Two collaborations, above and below, with Pierre Alechinsky whom he met after arriving in Paris in 1963.

In 1953 arrived in 
Paris. Six months later meet Pierre 
Alechinsky. Six months later meet
Asger Jorn. Six months later meet
Karl Appel; drink coffe with them in Paris-Cafe. Working all kinds of job
to making a very simple living. Living 
in a six inches window room. Paint
there, eat there.

How I adored this business letter discussing the value of his work, which Ting drew upon. Love his attitude.
Botticelli's Birth of Venus conceptualized as an umbrella, 1966. My favorite painting in the show--insouciant, light, poured, yet drawn. "Ting's poetry and painting often reference the Chinese metaphor of rain and clouds as symbolizing intercourse, and the shared space under an umbrella as a point of intimacy." "SOMEONE MAKE LOVE/HIDE INSIDE CLOUDS/STICK RAIN DROPS/LIKE BABIES, Ting wrote in Green Banana, 1971.

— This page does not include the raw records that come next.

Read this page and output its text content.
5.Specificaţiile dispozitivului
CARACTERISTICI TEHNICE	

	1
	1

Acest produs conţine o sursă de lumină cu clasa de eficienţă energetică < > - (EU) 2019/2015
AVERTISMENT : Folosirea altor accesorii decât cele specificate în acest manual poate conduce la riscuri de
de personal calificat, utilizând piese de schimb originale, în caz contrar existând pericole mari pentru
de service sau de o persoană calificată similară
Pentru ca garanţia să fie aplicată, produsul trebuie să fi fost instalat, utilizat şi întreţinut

Glory of the World: Color Field Painting (Early 1950s to 1983)

Curated by Bonnie Clearwater at NSU Art Museum, Fort Lauderdale. Loved seeing this history, and examples of work not seen before. Below a highly edited version of works that caught my attention.
A beautiful Frankenthaler (1929-2011). She is one of two women in the show of 16 artists. Here, Signal, 1969, acrylic on canvas, 102 x 99 inches.  A classic example of her early technique in acrylic's infancy.

Canadian Jack Bush (1909-1977) looking particularly great in these two paintings: above, Pinched Orange, below, January Reds, 1966, 79.5 x 116.5 inches. Bush was a member of the Canadian Painters Eleven movement, which championed the lightness of Matisse and American Color Field Painters. I am excited to know this work. You see his hand, yet the color exerts control through scale.

Edward Clark (1926-2019), an SAIC colleague, also studied in Paris. He painted with brooms, and brought the technique from Paris to NYC in 1956. He describes the effect as "cutting through everything. It's also about anger or something like it, to go through it in a big sweep."

Early Frank Bowling in foreground, Frankenthaler behind right

Frankenthaler, Wine Dark, 1965, acrylic on canvas, 102 x 45.5 inches

Morris Louis Veils, the most I've ever seen. I spent time trying to figure out how he made them.

Loads of diaphanous pours, canvas flipped, and dark glaze over top.

Each composition is doubled, almost as if he'd printed one side on the other.

But they're assymetrical, so did he? Does anyone know?

 Frankenthaler, Hint from Bassano, 1973, acrylic on canvas, 85 x 227 inches, Mirvish Collection, Toronto.

Olitski! (1922-2007) in the period where he wanted paint to float in the air. Yellow Looshe, 1968, acrylic on canvas, 81 x 260 inches. It reminds me of Yuskavage's Big Little Laura, 1998, 76 x 96 inches--intentional?

In honor of my early exposure to Stella's Protractor series at Pasadena Museum of Art in the 1960s. Waskwalu (Variations on a Circle), 1968, acrylic on canvas, 96 x 96 inches. The informative didactic panel said he wrote his dissertation at Princeton on Jackson Pollock's drip paintings and the interlacing ornamental motifs in early Medieval Hiberno-Saxon illuminated manuscripts. Stella also visited Iran in 1963, and was awestruck by Islamic ornament--who knew?

Sam Gilliam (1933-2022), like his college Pollock, broke through barriers--in his case the rectangle. An early Gilliam, above, and below, Idylls 1, 1970, acrylic, metallic paint, crayon, and synthetic cable on unstretched canvas, 76 x 61 inches.

Larry Poons, (1937- ), Lady Accessorie, 1976, acrylic on canvas, 115 x 47.25 inches, private collection

Glorious convergence of pours, painted bas-relief almost

An inspired pairing of Stella and Al Loving

Gottlieb opens the show with this image.